Thursday, May 31, 2018

The Smokey Bear effect

This is another example of good intentions paving the road to hell.

In the United States in particular, for decades and decades the United States Forest Service, as well as other such institutions, had organized an ever-more massive campaign to combat forest fires. Forest fires were a completely irredeemable natural disaster with no positive qualities of any kind, and all possible measures must be taken to prevent and combat them, at all costs.

These campaigns worked in large part. And they had disastrous side effects.

Highly ironically, all these preventive and extinguishing measures, rather than saving forests and their natural habitats and ecosystems, ended up pretty much destroying them.

You might wonder how. Did these people inadvertently pollute the environment, poison it, or do something else that ended up destroying the ecosystems? No. It's nothing like that. The reason was, again highly ironically, the lack of forest fires.

According to tree ring research, forest fires in these American forests were a relatively regular occurrence, happening about once or twice a decade.

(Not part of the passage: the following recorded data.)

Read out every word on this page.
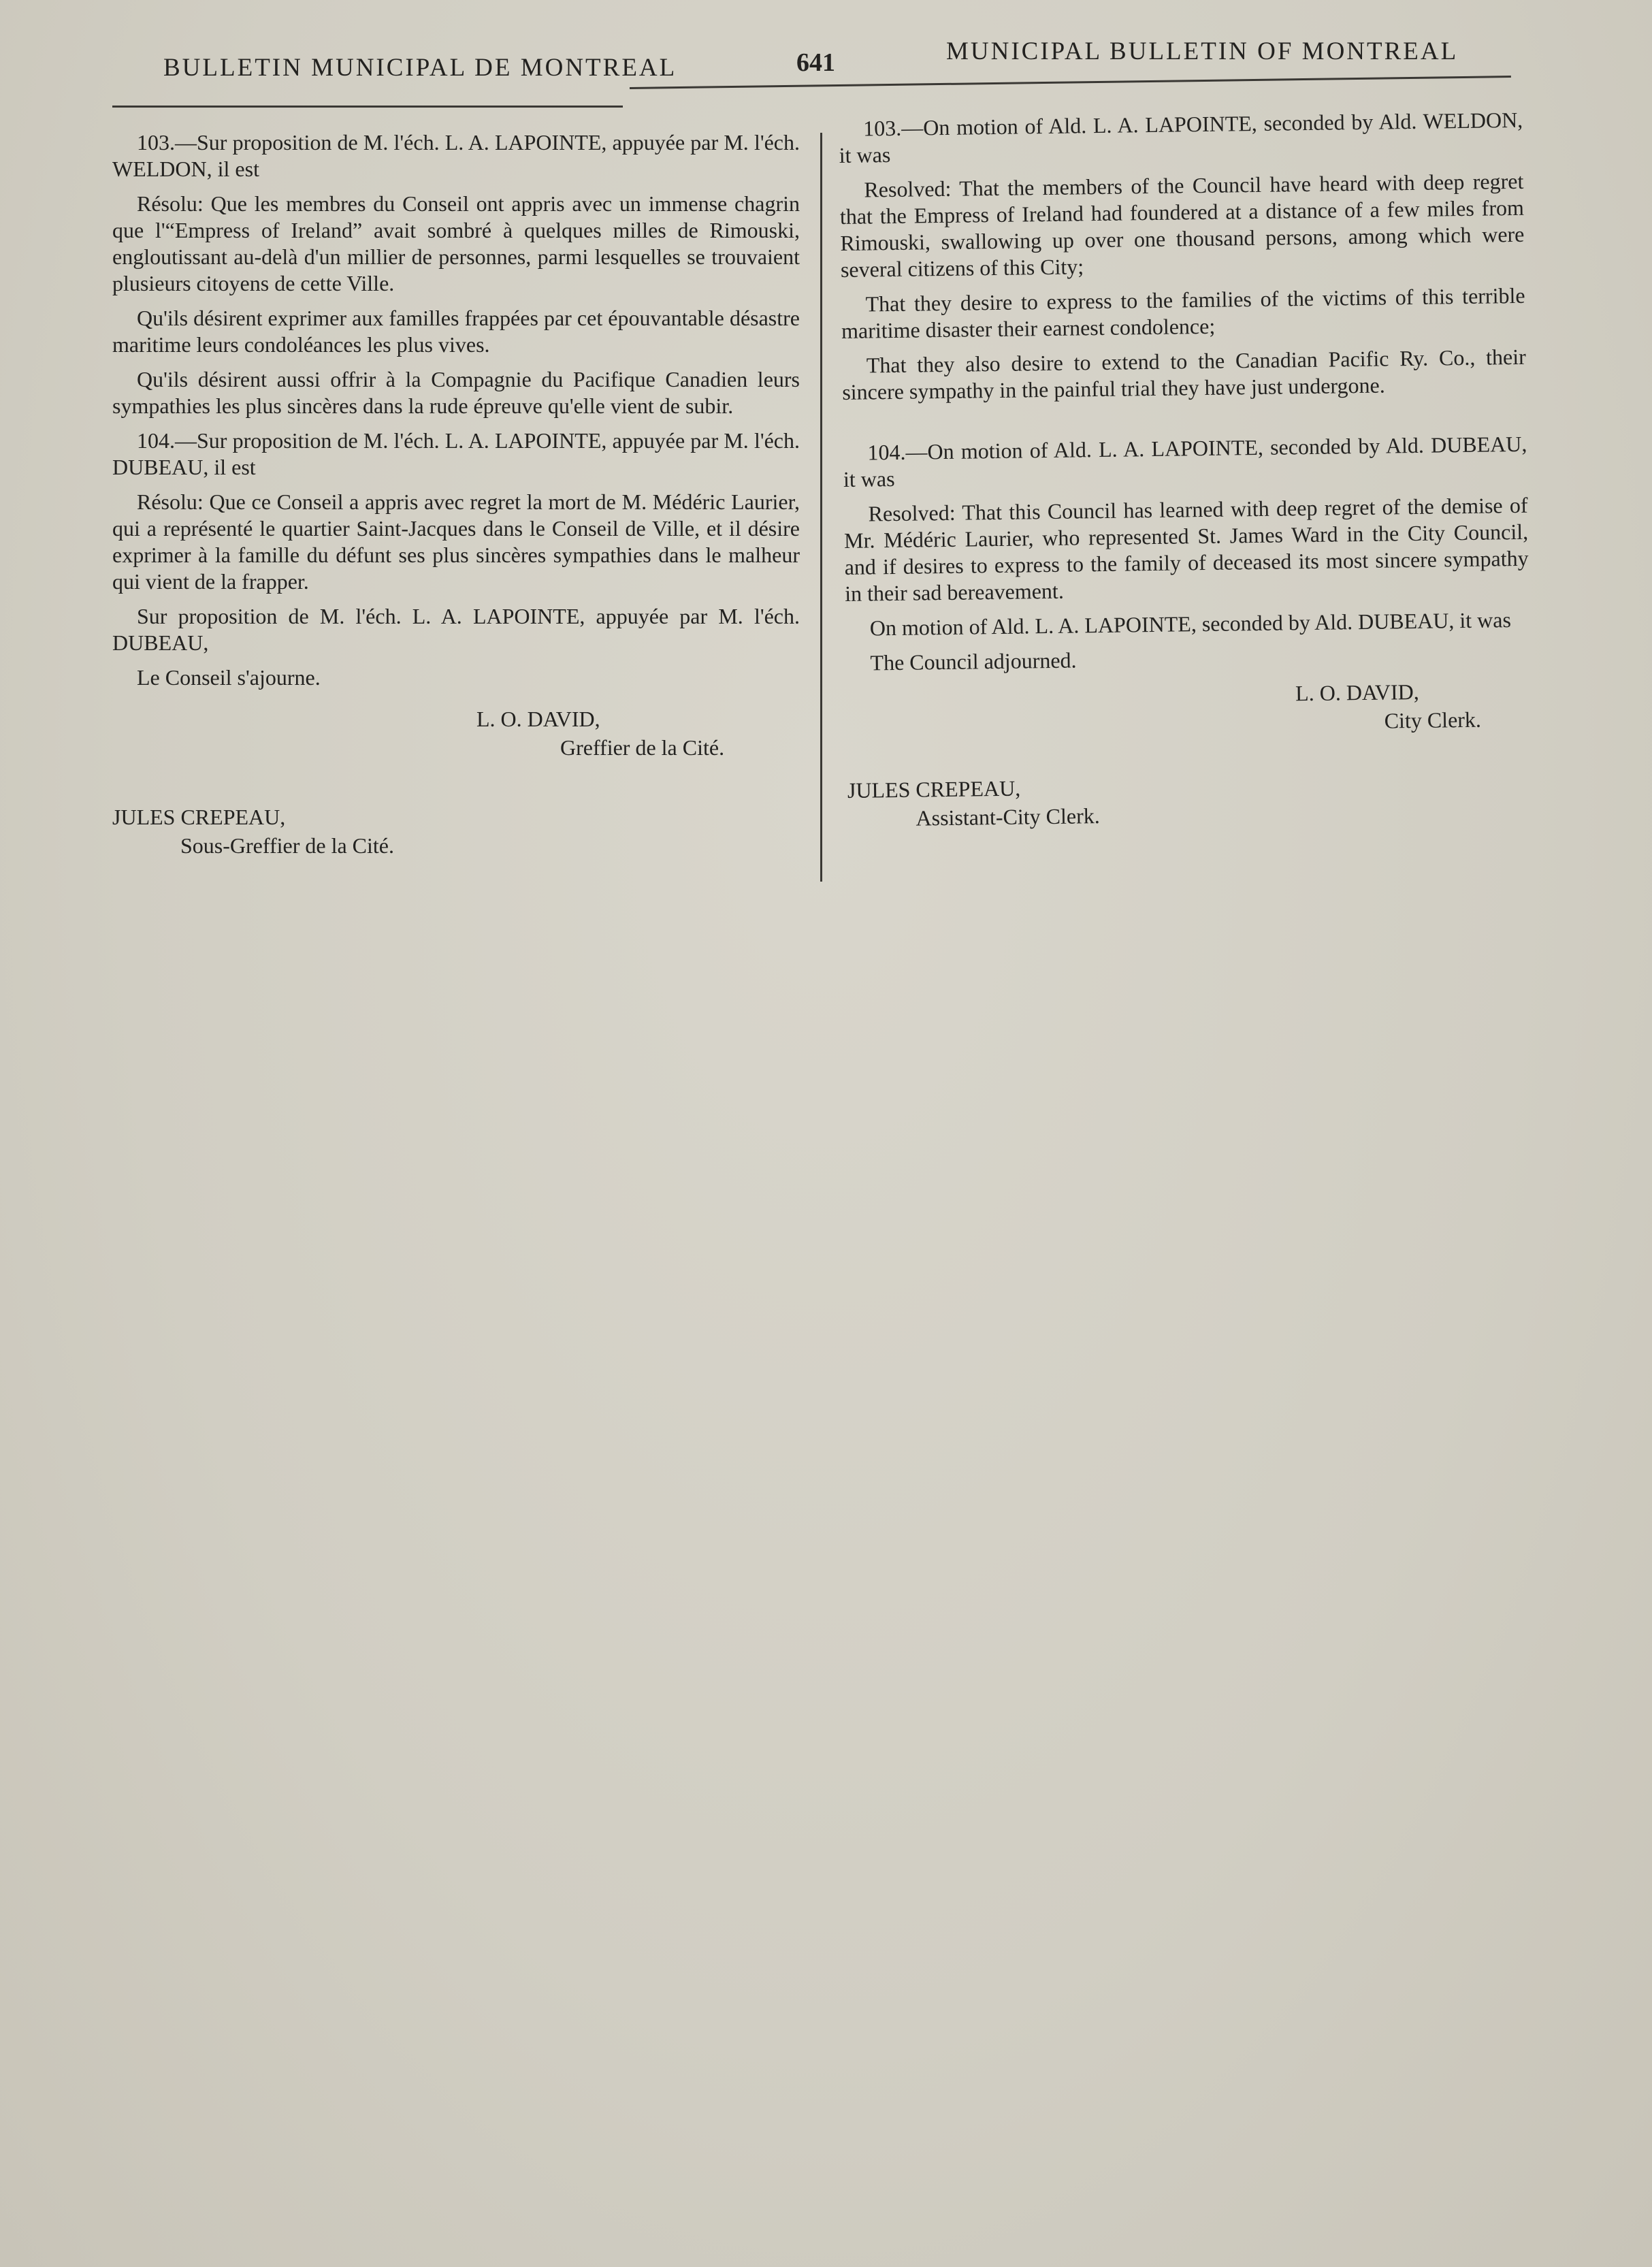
BULLETIN MUNICIPAL DE MONTREAL	641	MUNICIPAL BULLETIN OF MONTREAL

103.—Sur proposition de M. l'éch. L. A. LAPOINTE, appuyée par M. l'éch. WELDON, il est

Résolu: Que les membres du Conseil ont appris avec un immense chagrin que l'“Empress of Ireland” avait sombré à quelques milles de Rimouski, engloutissant au-delà d'un millier de personnes, parmi lesquelles se trouvaient plusieurs citoyens de cette Ville.

Qu'ils désirent exprimer aux familles frappées par cet épouvantable désastre maritime leurs condoléances les plus vives.

Qu'ils désirent aussi offrir à la Compagnie du Pacifique Canadien leurs sympathies les plus sincères dans la rude épreuve qu'elle vient de subir.

104.—Sur proposition de M. l'éch. L. A. LAPOINTE, appuyée par M. l'éch. DUBEAU, il est

Résolu: Que ce Conseil a appris avec regret la mort de M. Médéric Laurier, qui a représenté le quartier Saint-Jacques dans le Conseil de Ville, et il désire exprimer à la famille du défunt ses plus sincères sympathies dans le malheur qui vient de la frapper.

Sur proposition de M. l'éch. L. A. LAPOINTE, appuyée par M. l'éch. DUBEAU,

Le Conseil s'ajourne.

L. O. DAVID,
Greffier de la Cité.
JULES CREPEAU,
Sous-Greffier de la Cité.

103.—On motion of Ald. L. A. LAPOINTE, seconded by Ald. WELDON, it was

Resolved: That the members of the Council have heard with deep regret that the Empress of Ireland had foundered at a distance of a few miles from Rimouski, swallowing up over one thousand persons, among which were several citizens of this City;

That they desire to express to the families of the victims of this terrible maritime disaster their earnest condolence;

That they also desire to extend to the Canadian Pacific Ry. Co., their sincere sympathy in the painful trial they have just undergone.

104.—On motion of Ald. L. A. LAPOINTE, seconded by Ald. DUBEAU, it was

Resolved: That this Council has learned with deep regret of the demise of Mr. Médéric Laurier, who represented St. James Ward in the City Council, and if desires to express to the family of deceased its most sincere sympathy in their sad bereavement.

On motion of Ald. L. A. LAPOINTE, seconded by Ald. DUBEAU, it was

The Council adjourned.

L. O. DAVID,
City Clerk.
JULES CREPEAU,
Assistant-City Clerk.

Most of them were, relatively speaking, somewhat "mild" fires that just swept through an area. It would destroy most of the undervegetation and smaller trees, but bigger trees would survive.

These fires have had a thinning out effect. In other words, thanks to the regular fires, the forest became less dense. Which in turn meant that the ground would receive plenty of sunlight, as treegrowth was thinned out at a semi-regular basis. Which in turn was healthy for the ecosystem. After each fire, the ecosystem on the ground would thrive, thanks to all the fresh biomaterial and sunlight. Bigger trees were only mildly affected by the fires.

Another, as it turns out, beneficial consequence of semi-regular forest fires was that it would burn out most of the flammable material that had formed and piled up during the years, which in turn diminished the severity of future fires.

The unintended consequences of deterring and combating forest fires is the almost total destruction of the ecosystem of the forest floor. As forests have become denser and denser, without limit, the forest floors have become darker and darker, with less and less sunlight. Which has killed tons of species of plants and animals. Ironically, the forest floors have become, essentially, barren wastelands covered by dense treetops.

The majority of the organic material on the forest floors are dead leaves and branches from the trees. Which are highly flammable. And there's nothing removing this highly flammable material. You might guess where this is going.

In yet another twist of irony, preventing and combating forest fires has caused, for the above reason, the appearance of megafires. When preventing a forest fire is unsuccessful, it can turn into an absolutely huge inferno, orders of magnitude worse than the normal forest fires of the past. These spread over enormously large areas, and destroy everything in their path, including those trees that would have survived the normal forest fires. They also pose serious dangers to the ever-increasing human populations surrounding these forests.

While in the past a forest would recover quite quickly after a normal forest fire, perhaps only taking a year to do so, these megafires can have devastating effects and destroy the forest for years and decades to come, and truly make them into barren wastelands.

Good intentions do indeed sometimes pave the road to hell. Almost literally in this case.